JAKARTA – Keputusan TransJakarta yang memberikan hak penamaan (naming rights) pada Halte Petukangan Utara dengan nama baru Petukangan D'Masiv telah mencuri perhatian publik. Keputusan ini tidak hanya memperkenalkan branding baru untuk halte yang terletak di Jakarta Selatan, tetapi juga membuka peluang besar dalam mengembangkan pendapatan non-tiket dalam sektor transportasi publik. Menanggapi hal ini, Ketua Komisi C DPRD Surabaya, Eri Irawan, menilai bahwa langkah tersebut dapat menjadi inspirasi berharga dalam pengelolaan transportasi publik di Surabaya, yang berpotensi meningkatkan pendapatan dan keberlanjutan operasional.

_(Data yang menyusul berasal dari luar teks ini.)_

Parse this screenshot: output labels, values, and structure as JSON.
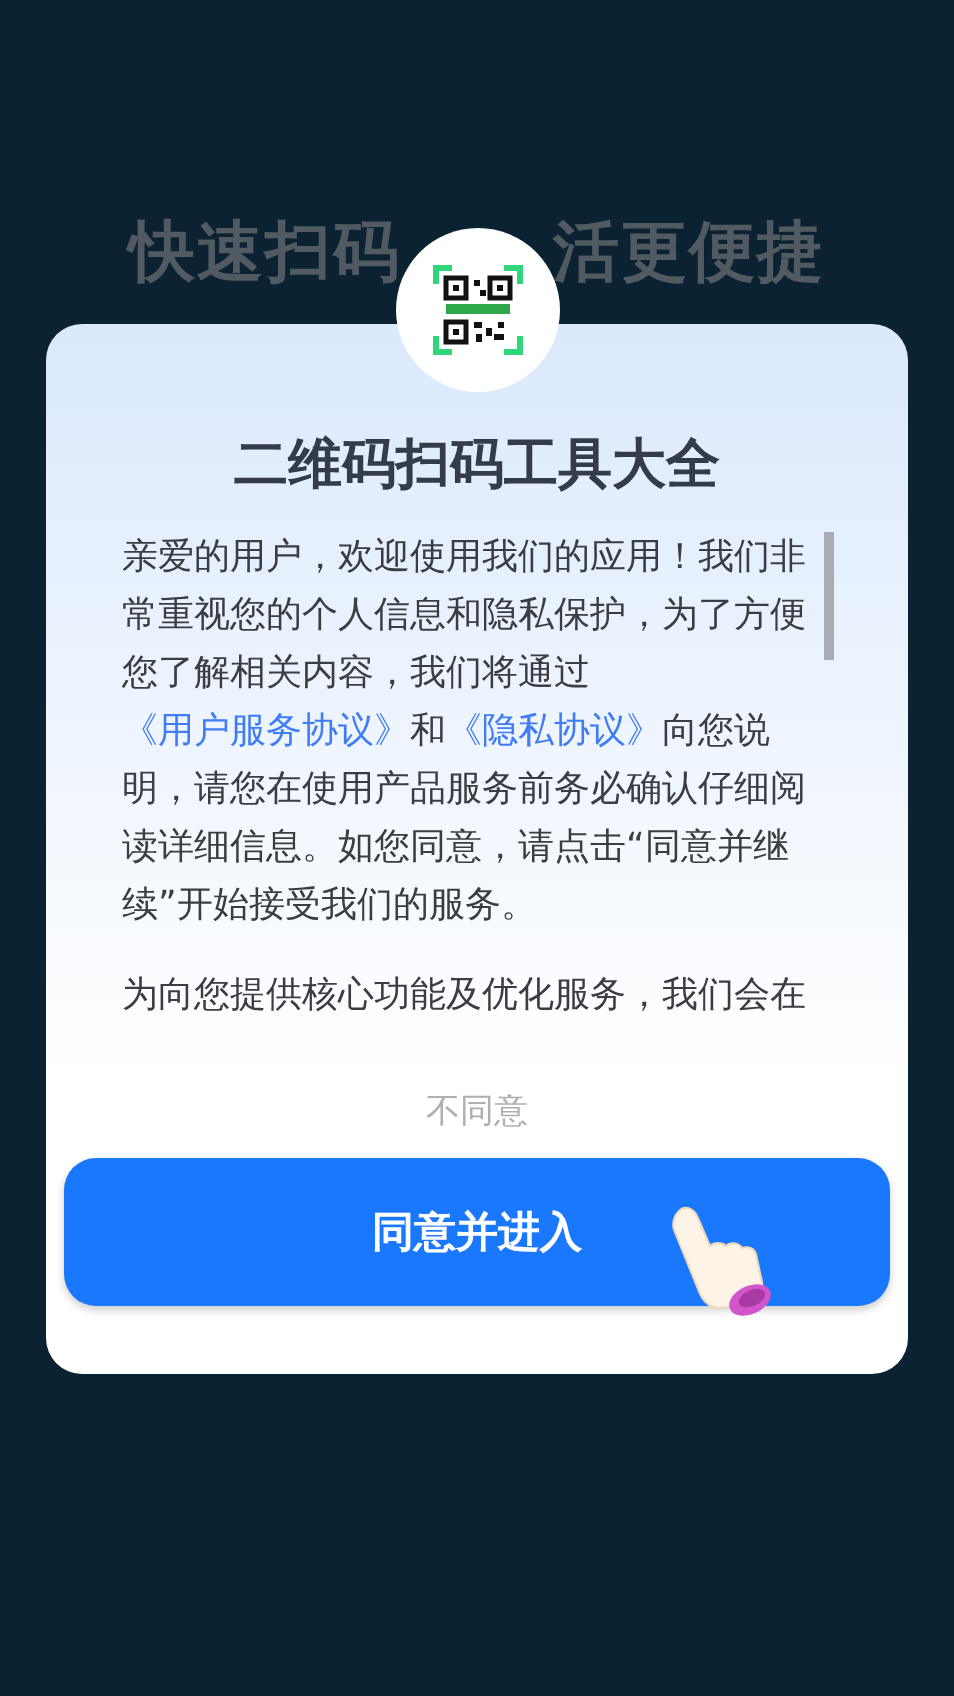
{
  "background_heading": [
    "快速扫码",
    "活更便捷"
  ],
  "dialog": {
    "title": "二维码扫码工具大全",
    "paragraphs": [
      [
        {
          "kind": "text",
          "text": "亲爱的用户，欢迎使用我们的应用！我们非常重视您的个人信息和隐私保护，为了方便您了解相关内容，我们将通过"
        },
        {
          "kind": "link",
          "text": "《用户服务协议》"
        },
        {
          "kind": "text",
          "text": "和"
        },
        {
          "kind": "link",
          "text": "《隐私协议》"
        },
        {
          "kind": "text",
          "text": "向您说明，请您在使用产品服务前务必确认仔细阅读详细信息。如您同意，请点击“同意并继续”开始接受我们的服务。"
        }
      ],
      [
        {
          "kind": "text",
          "text": "为向您提供核心功能及优化服务，我们会在"
        }
      ]
    ],
    "decline": "不同意",
    "accept": "同意并进入"
  }
}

Pendapatan Non Tiket adalah Solusi Finansial Transportasi Publik
Eri Irawan menegaskan bahwa inovasi dalam pengembangan transportasi publik menjadi hal yang sangat diperlukan di Surabaya. Salah satu cara untuk meningkatkan keberlanjutan operasional transportasi publik adalah dengan memaksimalkan pendapatan non-tiket atau non-fare box. Pendapatan non-tiket ini, menurut Eri, masih sangat kurang dimanfaatkan di banyak daerah, termasuk Surabaya.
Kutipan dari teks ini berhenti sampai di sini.